Subtext soon recast itself as an educational app for K-12 classrooms, leaving the field to the other major shared-reading alternative, Readmill. An elegantly designed app, Readmill allowed members to follow each other's highlights and notes in the same way you can subscribe to the posts of a Tumblr. I persuaded my friend Liz, another novelist and critic whose opinions I value, that we should read Edward St. Aubyn's Patrick Melrose novels together on Readmill. I couldn't get to the first book right away -- my job involves heaps of assigned reading -- and by the time I started it, she'd already torn through the entire series of five novels. "I couldn't help myself," she confessed. Having finally gotten around to reading the books myself, I can't say I blame her.
Finally, my Salon colleague Daniel D'Addario and I agreed we'd read and annotate the new Evie Wyld novel, "All the Birds, Singing," on Readmill, then collaborate on a story about the experience. There were some legitimate delays to starting our project (jury duty, freelance assignments) and there was, I confess, some dawdling. Wyld's novel opens with a scene of a disemboweled sheep, and I seldom felt up to soldiering through it during my designated window of recreational reading time, late at night with my iPad propped up against a pillow.
Then, a couple of weeks ago, Readmill announced that it had been bought by Dropbox and would soon be closed. "Many challenges in the world of ebooks remain unsolved," its former owners announced on Readmill's website, "and we failed to create a sustainable platform for reading." If there's a comparable e-reader app that permits its users to share on-the-page annotations with a select group of friends, I've yet to find it.
All of which prompts a question: Is my dream of a collaborative reading experience merely that, a dream? On the many occasions when I tried to set up a shared Subtext or Readmill reading with a friend, we always ran into endless snags, from an inability to settle on a book we both found appetizing to scheduling and pacing incompatibilities like the ones I had with Liz. Apparently, and despite the ongoing popularity of book groups, we weren't alone in being flummoxed by the logistics of reading the same book together. After all, if there were a robust demand for a complexly shared reading app, wouldn't Subtext and Readmill have found more users?
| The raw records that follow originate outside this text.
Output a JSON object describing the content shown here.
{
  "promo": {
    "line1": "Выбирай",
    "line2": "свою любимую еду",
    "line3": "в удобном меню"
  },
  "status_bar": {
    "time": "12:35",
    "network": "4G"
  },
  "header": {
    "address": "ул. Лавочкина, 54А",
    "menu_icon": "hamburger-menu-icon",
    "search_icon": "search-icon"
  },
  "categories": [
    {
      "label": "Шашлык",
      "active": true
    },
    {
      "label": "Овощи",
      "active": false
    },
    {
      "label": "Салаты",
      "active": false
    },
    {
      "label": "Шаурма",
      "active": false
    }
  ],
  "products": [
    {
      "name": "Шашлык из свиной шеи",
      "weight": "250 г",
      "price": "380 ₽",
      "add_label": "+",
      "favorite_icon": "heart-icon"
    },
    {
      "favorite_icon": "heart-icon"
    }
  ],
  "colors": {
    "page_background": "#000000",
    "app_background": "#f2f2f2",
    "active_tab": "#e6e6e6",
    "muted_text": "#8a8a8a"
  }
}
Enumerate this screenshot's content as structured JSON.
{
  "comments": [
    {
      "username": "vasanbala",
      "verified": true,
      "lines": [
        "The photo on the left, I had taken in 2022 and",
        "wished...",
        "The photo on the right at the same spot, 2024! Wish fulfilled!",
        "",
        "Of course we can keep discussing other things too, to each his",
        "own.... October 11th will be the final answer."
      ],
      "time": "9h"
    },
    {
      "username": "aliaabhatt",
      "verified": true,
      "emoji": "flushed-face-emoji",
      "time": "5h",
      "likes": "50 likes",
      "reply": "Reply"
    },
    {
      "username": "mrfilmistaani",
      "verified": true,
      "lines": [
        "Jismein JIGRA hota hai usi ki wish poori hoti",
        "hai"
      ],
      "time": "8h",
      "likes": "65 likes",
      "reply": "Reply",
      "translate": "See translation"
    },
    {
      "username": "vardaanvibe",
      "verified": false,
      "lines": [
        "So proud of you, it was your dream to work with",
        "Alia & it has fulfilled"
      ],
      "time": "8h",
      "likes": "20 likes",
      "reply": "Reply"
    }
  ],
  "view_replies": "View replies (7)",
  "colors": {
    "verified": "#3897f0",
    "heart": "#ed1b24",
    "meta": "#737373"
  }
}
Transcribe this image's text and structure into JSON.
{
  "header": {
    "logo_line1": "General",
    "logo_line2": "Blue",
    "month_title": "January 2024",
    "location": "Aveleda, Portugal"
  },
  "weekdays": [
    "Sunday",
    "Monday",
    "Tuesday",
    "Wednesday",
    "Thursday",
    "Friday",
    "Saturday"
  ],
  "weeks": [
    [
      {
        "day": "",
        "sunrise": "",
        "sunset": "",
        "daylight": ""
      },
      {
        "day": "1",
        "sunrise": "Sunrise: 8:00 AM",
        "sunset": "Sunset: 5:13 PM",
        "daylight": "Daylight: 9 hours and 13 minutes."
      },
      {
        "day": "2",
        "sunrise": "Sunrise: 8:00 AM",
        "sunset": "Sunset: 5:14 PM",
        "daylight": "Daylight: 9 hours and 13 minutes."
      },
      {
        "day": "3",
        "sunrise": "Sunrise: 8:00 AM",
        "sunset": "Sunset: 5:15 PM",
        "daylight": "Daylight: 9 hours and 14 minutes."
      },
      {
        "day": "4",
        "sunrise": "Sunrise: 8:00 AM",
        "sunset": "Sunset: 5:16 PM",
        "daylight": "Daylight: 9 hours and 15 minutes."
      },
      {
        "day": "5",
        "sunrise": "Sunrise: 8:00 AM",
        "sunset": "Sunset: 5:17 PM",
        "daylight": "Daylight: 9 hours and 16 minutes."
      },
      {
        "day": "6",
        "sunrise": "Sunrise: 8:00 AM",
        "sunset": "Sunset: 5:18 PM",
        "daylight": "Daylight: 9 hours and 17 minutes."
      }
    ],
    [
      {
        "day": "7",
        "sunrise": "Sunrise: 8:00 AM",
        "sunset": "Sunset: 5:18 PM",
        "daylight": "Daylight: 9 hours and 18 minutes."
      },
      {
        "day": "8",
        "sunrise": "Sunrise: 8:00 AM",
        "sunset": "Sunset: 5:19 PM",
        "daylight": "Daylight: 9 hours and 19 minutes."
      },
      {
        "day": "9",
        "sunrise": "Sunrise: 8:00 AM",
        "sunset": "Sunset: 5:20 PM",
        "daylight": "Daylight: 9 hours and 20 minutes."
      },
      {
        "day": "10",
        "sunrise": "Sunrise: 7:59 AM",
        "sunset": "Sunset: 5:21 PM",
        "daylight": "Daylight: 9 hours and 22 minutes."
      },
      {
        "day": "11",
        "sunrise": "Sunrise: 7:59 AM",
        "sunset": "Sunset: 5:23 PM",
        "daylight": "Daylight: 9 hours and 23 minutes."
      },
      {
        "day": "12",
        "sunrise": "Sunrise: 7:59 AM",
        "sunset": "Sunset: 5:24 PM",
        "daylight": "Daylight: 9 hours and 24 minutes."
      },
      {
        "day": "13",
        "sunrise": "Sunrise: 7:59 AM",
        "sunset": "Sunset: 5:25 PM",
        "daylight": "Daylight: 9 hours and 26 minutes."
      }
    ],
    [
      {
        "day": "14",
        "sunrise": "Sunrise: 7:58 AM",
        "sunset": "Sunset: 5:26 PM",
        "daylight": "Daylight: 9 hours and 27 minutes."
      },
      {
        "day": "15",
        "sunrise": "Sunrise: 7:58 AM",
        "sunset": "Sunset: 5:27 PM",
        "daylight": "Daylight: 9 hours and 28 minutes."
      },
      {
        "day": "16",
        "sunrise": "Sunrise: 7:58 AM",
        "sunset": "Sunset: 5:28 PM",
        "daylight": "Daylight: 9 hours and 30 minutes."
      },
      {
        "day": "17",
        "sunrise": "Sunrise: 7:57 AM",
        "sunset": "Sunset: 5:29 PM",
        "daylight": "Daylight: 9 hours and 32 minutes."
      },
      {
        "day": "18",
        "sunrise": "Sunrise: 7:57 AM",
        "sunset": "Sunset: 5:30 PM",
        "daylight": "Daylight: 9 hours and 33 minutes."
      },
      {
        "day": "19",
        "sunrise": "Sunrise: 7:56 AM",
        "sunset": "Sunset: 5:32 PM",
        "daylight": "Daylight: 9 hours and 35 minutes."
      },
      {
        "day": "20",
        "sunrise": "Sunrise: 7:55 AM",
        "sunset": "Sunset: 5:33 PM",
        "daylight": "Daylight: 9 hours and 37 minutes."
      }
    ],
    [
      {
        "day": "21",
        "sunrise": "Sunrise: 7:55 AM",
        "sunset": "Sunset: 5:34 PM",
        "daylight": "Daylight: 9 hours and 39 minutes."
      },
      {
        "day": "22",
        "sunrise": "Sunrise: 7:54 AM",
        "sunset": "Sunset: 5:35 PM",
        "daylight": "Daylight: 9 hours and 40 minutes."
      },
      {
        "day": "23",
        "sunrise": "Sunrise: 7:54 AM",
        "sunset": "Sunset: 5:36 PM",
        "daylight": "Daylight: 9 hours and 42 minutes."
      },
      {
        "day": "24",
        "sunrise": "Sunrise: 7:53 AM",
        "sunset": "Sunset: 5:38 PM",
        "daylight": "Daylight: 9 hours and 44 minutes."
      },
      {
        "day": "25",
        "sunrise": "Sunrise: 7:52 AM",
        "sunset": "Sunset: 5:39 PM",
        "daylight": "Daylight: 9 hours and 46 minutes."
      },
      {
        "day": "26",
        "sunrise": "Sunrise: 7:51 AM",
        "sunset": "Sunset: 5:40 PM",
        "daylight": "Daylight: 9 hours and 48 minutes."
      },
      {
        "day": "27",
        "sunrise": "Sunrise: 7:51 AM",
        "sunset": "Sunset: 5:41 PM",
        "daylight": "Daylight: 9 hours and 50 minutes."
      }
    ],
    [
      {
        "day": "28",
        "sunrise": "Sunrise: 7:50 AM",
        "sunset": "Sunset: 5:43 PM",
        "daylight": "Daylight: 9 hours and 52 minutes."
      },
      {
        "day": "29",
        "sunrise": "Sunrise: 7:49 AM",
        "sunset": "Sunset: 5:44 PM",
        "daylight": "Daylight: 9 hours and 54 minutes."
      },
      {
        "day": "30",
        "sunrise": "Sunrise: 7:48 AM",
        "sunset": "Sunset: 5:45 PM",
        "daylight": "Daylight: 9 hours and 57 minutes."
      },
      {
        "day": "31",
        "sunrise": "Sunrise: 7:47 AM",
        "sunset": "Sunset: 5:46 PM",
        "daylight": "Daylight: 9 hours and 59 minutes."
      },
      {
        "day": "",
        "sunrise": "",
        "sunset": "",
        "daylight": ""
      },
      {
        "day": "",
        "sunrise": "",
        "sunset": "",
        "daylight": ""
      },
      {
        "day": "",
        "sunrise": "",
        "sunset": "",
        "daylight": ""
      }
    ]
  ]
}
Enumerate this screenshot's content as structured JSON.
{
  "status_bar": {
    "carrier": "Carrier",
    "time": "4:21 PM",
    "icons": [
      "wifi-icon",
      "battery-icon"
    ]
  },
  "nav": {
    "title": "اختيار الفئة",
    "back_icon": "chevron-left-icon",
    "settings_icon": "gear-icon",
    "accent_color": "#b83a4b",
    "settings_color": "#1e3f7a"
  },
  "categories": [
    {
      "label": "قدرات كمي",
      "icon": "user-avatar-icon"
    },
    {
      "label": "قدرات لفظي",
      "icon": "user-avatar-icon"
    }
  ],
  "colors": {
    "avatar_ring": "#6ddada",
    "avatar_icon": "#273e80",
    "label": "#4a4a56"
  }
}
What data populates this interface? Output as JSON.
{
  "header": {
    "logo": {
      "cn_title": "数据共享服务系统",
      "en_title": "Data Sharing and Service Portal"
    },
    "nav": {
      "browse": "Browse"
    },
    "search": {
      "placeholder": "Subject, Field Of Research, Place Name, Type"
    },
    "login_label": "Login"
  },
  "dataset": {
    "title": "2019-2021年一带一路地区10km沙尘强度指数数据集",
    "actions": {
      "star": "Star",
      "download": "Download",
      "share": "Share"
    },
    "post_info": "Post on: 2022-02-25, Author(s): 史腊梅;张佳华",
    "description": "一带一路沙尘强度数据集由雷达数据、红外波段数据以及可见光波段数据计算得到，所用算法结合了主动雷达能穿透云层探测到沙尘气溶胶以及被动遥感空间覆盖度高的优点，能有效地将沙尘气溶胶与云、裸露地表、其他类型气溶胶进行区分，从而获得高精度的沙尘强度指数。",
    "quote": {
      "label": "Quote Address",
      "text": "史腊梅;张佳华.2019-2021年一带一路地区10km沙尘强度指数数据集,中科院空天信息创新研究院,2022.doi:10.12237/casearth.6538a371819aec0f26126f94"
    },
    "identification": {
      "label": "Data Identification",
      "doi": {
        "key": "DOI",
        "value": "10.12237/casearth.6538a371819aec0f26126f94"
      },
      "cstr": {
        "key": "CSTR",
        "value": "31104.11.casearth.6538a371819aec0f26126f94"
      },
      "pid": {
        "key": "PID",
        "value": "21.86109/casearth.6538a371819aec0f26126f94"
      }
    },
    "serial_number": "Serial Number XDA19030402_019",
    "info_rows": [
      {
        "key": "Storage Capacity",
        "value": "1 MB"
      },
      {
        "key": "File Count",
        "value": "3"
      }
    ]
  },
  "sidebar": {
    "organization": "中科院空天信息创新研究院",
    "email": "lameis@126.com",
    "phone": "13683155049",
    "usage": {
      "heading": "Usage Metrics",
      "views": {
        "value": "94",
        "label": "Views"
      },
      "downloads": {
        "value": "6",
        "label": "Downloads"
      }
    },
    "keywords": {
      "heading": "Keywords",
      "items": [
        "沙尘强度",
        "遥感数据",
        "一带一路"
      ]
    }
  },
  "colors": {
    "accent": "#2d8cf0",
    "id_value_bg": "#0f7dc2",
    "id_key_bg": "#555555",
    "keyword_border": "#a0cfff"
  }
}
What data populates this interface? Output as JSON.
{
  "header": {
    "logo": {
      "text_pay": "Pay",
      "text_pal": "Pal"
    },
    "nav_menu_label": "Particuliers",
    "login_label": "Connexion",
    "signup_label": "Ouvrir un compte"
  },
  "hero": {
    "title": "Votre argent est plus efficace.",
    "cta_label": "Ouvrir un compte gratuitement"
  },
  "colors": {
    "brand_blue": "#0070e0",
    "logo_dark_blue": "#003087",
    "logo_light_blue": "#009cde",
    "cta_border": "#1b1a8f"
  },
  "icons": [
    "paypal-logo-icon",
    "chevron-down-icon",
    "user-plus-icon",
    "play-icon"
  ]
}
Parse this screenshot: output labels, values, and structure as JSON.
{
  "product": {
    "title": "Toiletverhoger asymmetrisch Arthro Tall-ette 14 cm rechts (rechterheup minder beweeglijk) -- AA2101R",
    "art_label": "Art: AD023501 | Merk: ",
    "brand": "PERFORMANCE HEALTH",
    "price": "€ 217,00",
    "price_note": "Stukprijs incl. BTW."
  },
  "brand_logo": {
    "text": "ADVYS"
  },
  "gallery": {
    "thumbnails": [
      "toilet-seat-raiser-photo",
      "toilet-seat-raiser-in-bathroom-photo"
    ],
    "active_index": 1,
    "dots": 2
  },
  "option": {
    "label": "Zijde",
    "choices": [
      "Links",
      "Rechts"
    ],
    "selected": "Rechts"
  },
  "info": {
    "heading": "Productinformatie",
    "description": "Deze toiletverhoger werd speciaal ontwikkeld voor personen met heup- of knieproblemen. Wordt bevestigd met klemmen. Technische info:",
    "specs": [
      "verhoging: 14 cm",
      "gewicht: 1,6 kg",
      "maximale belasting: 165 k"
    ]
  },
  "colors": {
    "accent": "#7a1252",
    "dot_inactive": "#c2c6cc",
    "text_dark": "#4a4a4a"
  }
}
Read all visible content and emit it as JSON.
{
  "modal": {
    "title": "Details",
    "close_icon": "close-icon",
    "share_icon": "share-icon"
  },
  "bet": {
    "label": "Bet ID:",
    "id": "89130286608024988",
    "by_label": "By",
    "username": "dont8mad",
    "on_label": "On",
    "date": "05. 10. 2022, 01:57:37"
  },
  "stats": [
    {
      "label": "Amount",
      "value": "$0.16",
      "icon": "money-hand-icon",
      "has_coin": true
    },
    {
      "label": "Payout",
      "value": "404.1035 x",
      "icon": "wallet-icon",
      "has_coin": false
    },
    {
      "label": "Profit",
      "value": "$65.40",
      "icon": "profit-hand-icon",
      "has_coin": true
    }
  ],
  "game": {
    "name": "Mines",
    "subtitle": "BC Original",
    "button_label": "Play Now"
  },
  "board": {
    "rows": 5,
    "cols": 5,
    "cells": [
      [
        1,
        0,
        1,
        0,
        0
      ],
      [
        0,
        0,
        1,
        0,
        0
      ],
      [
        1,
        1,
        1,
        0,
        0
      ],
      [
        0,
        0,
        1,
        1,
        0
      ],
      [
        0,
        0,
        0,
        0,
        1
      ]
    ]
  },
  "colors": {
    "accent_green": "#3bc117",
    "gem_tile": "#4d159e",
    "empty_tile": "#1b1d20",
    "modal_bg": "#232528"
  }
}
I suspect that, despite our pervasively socially networked culture, willful idiosyncrasy remains the very essence of reading. A book, and especially a novel, is a world you can enter at a time of your own choosing, and the world itself can be chosen from a seemingly infinite array of alternatives to suit whichever mood has taken you. That's one of the things we love about reading. A reader's imaginative freedom is absolute. My mother was not wrong in recognizing my childhood book binges as a retreat into a mental sanctuary whose doors were closed in her face. It turns out that even when we want to let other people in, there may not be enough room. I still love to share a sofa with a reading friend, but maybe, like planets circling each other in orbit, that's as close as we need to get.